Biological Examples of Nanomotors and Nanodevices

Biology provides examples of nanometer scale motors and electrical devices, which can be seen as limits of smallness. If nature can make these (only recently perceived) nanoscale machines, why, some ask, cannot human technology meet and eventually exceed these results? It is certainly a challenge.

The contraction of muscle occurs through the concerted action of large numbers of muscle myosin molecules, which "walk" along actin filaments in animal tissue.
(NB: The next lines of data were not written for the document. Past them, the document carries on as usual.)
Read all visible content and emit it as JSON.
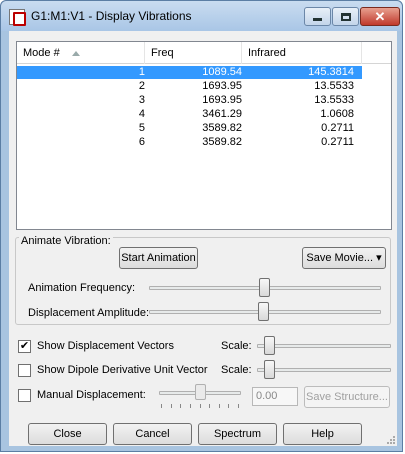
{
  "window": {
    "title": "G1:M1:V1 - Display Vibrations",
    "close_glyph": "✕"
  },
  "list": {
    "headers": {
      "mode": "Mode #",
      "freq": "Freq",
      "ir": "Infrared"
    },
    "rows": [
      {
        "mode": "1",
        "freq": "1089.54",
        "ir": "145.3814",
        "selected": true
      },
      {
        "mode": "2",
        "freq": "1693.95",
        "ir": "13.5533"
      },
      {
        "mode": "3",
        "freq": "1693.95",
        "ir": "13.5533"
      },
      {
        "mode": "4",
        "freq": "3461.29",
        "ir": "1.0608"
      },
      {
        "mode": "5",
        "freq": "3589.82",
        "ir": "0.2711"
      },
      {
        "mode": "6",
        "freq": "3589.82",
        "ir": "0.2711"
      }
    ]
  },
  "animate": {
    "group_label": "Animate Vibration:",
    "start_label": "Start Animation",
    "save_movie_label": "Save Movie...",
    "frequency_label": "Animation Frequency:",
    "amplitude_label": "Displacement Amplitude:"
  },
  "options": {
    "show_vectors_label": "Show Displacement Vectors",
    "show_vectors_checked": true,
    "check_glyph": "✔",
    "show_dipole_label": "Show Dipole Derivative Unit Vector",
    "show_dipole_checked": false,
    "scale_label": "Scale:",
    "manual_label": "Manual Displacement:",
    "manual_checked": false,
    "manual_value": "0.00",
    "save_structure_label": "Save Structure..."
  },
  "footer": {
    "close_label": "Close",
    "cancel_label": "Cancel",
    "spectrum_label": "Spectrum",
    "help_label": "Help"
  },
  "colors": {
    "selection": "#3399ff",
    "frame": "#a8c4e0",
    "close_button": "#c0392b"
  }
}
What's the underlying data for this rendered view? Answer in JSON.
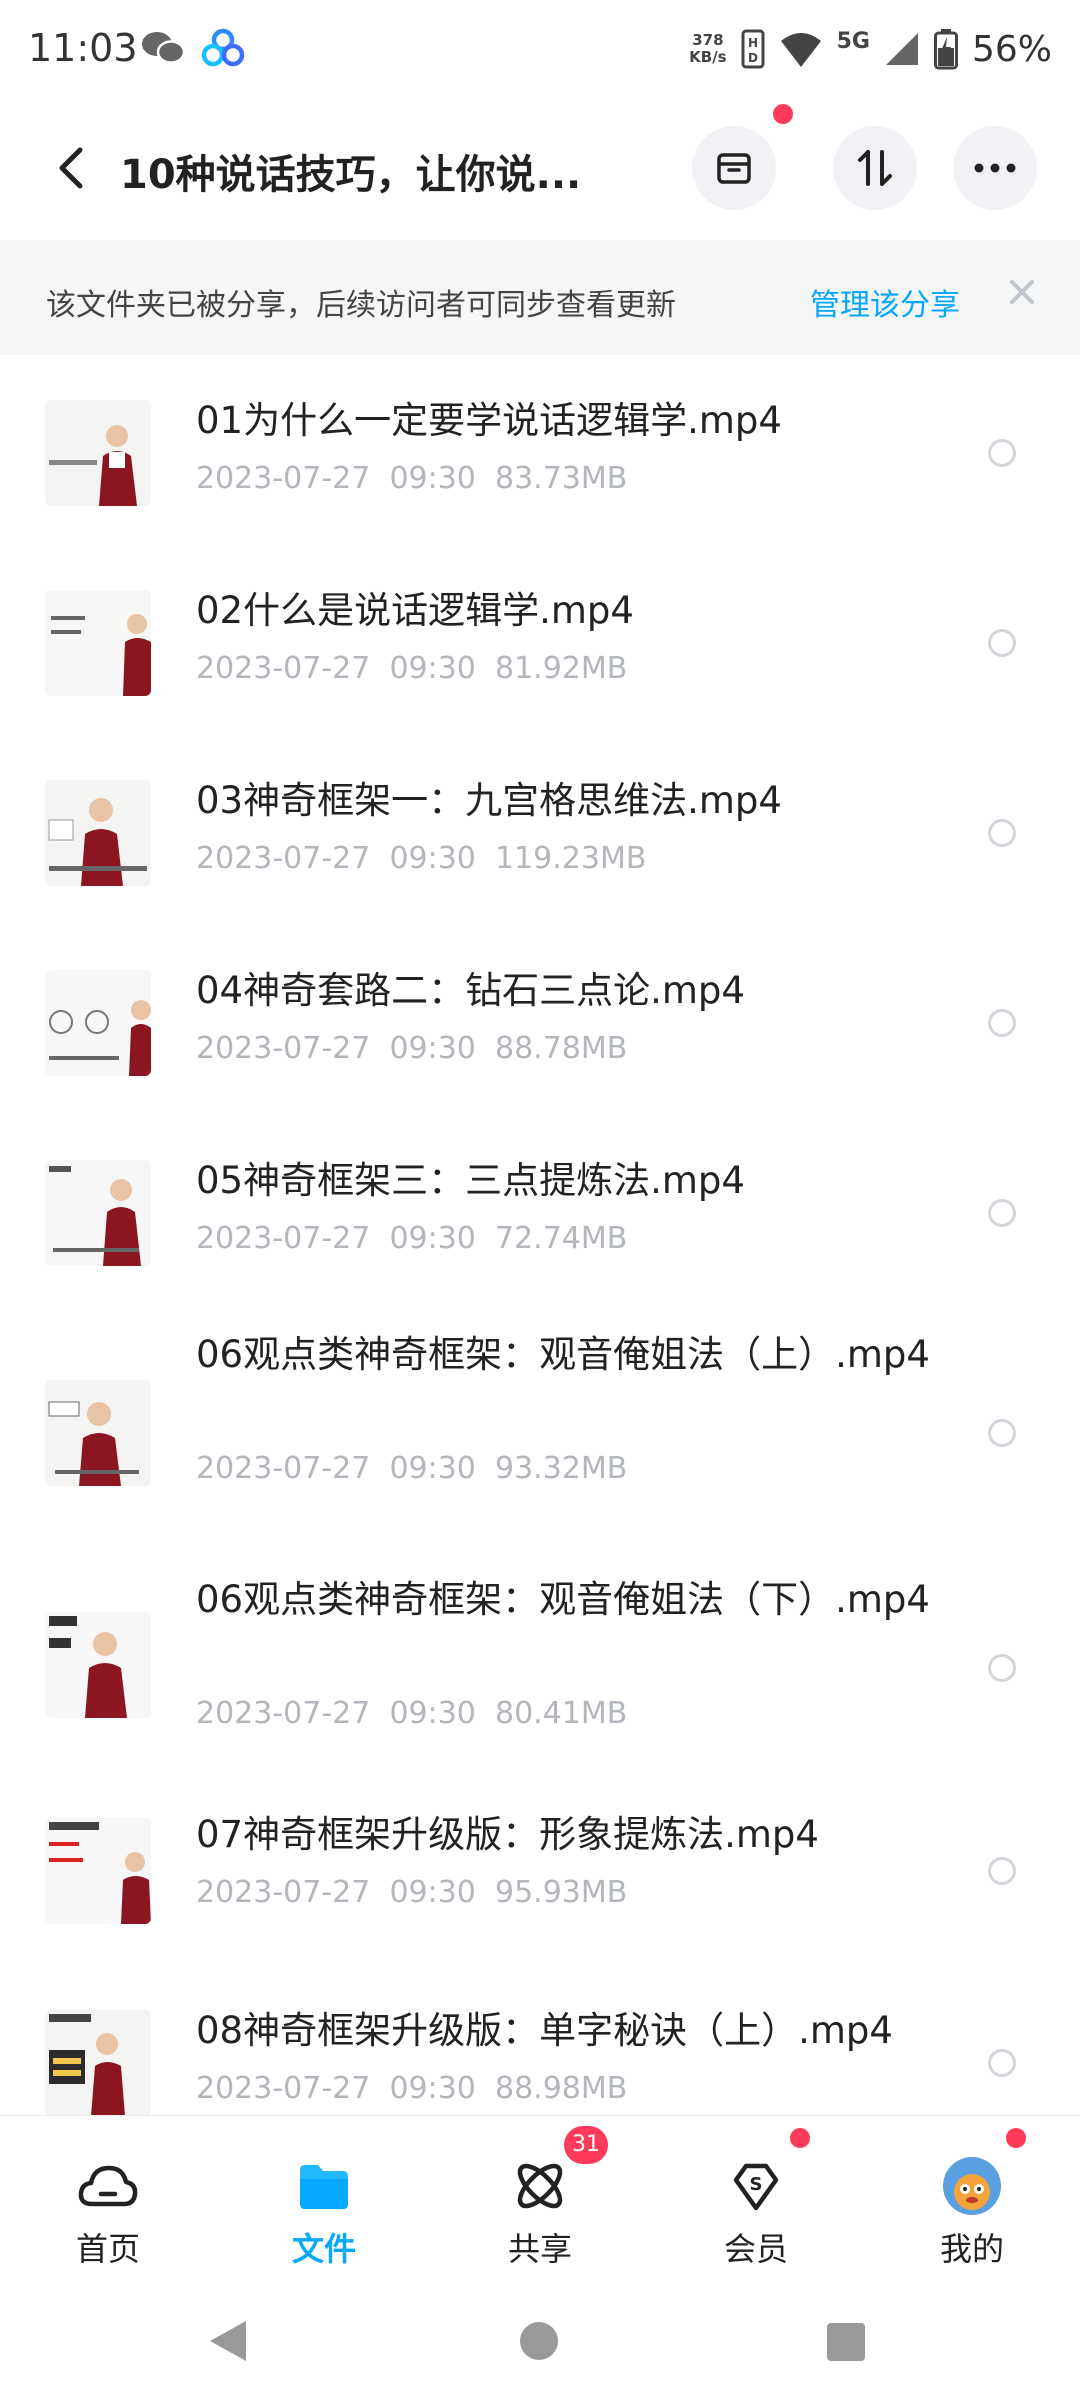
{
  "status_bar": {
    "time": "11:03",
    "net_speed_value": "378",
    "net_speed_unit": "KB/s",
    "network": "5G",
    "battery": "56%"
  },
  "header": {
    "title": "10种说话技巧，让你说...",
    "icons": [
      "back-arrow-icon",
      "archive-icon",
      "sort-icon",
      "more-icon"
    ]
  },
  "notice": {
    "text": "该文件夹已被分享，后续访问者可同步查看更新",
    "link": "管理该分享"
  },
  "files": [
    {
      "name": "01为什么一定要学说话逻辑学.mp4",
      "date": "2023-07-27",
      "time": "09:30",
      "size": "83.73MB"
    },
    {
      "name": "02什么是说话逻辑学.mp4",
      "date": "2023-07-27",
      "time": "09:30",
      "size": "81.92MB"
    },
    {
      "name": "03神奇框架一：九宫格思维法.mp4",
      "date": "2023-07-27",
      "time": "09:30",
      "size": "119.23MB"
    },
    {
      "name": "04神奇套路二：钻石三点论.mp4",
      "date": "2023-07-27",
      "time": "09:30",
      "size": "88.78MB"
    },
    {
      "name": "05神奇框架三：三点提炼法.mp4",
      "date": "2023-07-27",
      "time": "09:30",
      "size": "72.74MB"
    },
    {
      "name": "06观点类神奇框架：观音俺姐法（上）.mp4",
      "date": "2023-07-27",
      "time": "09:30",
      "size": "93.32MB"
    },
    {
      "name": "06观点类神奇框架：观音俺姐法（下）.mp4",
      "date": "2023-07-27",
      "time": "09:30",
      "size": "80.41MB"
    },
    {
      "name": "07神奇框架升级版：形象提炼法.mp4",
      "date": "2023-07-27",
      "time": "09:30",
      "size": "95.93MB"
    },
    {
      "name": "08神奇框架升级版：单字秘诀（上）.mp4",
      "date": "2023-07-27",
      "time": "09:30",
      "size": "88.98MB"
    }
  ],
  "bottom_nav": [
    {
      "label": "首页",
      "icon": "cloud-icon",
      "active": false
    },
    {
      "label": "文件",
      "icon": "folder-icon",
      "active": true
    },
    {
      "label": "共享",
      "icon": "share-atom-icon",
      "active": false,
      "badge": "31"
    },
    {
      "label": "会员",
      "icon": "vip-diamond-icon",
      "active": false,
      "dot": true
    },
    {
      "label": "我的",
      "icon": "avatar-icon",
      "active": false,
      "dot": true
    }
  ],
  "colors": {
    "accent": "#06a7ff",
    "badge": "#ff3b5c",
    "meta_text": "#b3b6bd",
    "notice_bg": "#f5f6f8"
  }
}
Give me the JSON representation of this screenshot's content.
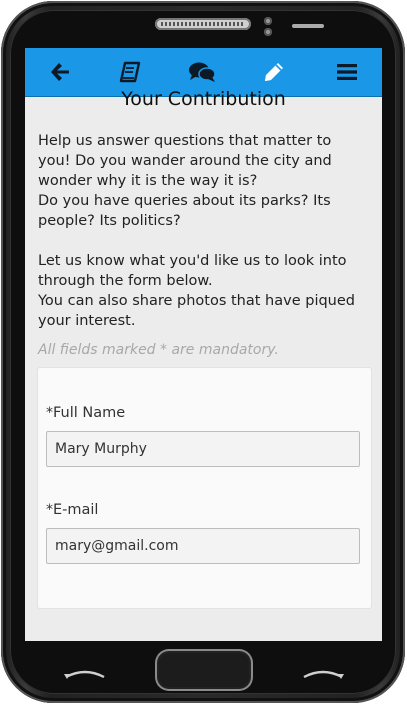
{
  "header": {
    "icons": [
      {
        "name": "back-arrow-icon"
      },
      {
        "name": "book-icon"
      },
      {
        "name": "chat-bubbles-icon"
      },
      {
        "name": "pencil-icon"
      },
      {
        "name": "hamburger-menu-icon"
      }
    ],
    "accent_color": "#1a97e6"
  },
  "page": {
    "title": "Your Contribution",
    "intro_1": "Help us answer questions that matter to you! Do you wander around the city and wonder why it is the way it is?",
    "intro_2": "Do you have queries about its parks? Its people? Its politics?",
    "intro_3": "Let us know what you'd like us to look into through the form below.",
    "intro_4": "You can also share photos that have piqued your interest.",
    "mandatory_note": "All fields marked * are mandatory."
  },
  "form": {
    "full_name": {
      "required_mark": "*",
      "label": "Full Name",
      "value": "Mary Murphy"
    },
    "email": {
      "required_mark": "*",
      "label": "E-mail",
      "value": "mary@gmail.com"
    }
  }
}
Other sorts of motors rotate flagella, providing motion of bacteria through liquid media. Myosin, Kinesin, and rotary motors for flagella appear in extremely primitive life forms. It is believed that original forms of these proteins were present in single cell organisms appearing about a billion years ago. Simpler motors (similarly ancient) resembling springs are exemplified by the spasmoneme in Vorticdla.

Electrically controlled valves in biology are exemplified by ion channels. One of the most studied is the voltage-gated potassium channel. This protein assembly con-trollably allows potassium ions to cross the lipid membrane of a neuron, generating nerve impulses.

These ion channels can be compared to transistors, in that a voltage controls a current flow. Ion channels, embedded in lipid cell walls, are truly nanometer scale electrically controlled gate devices.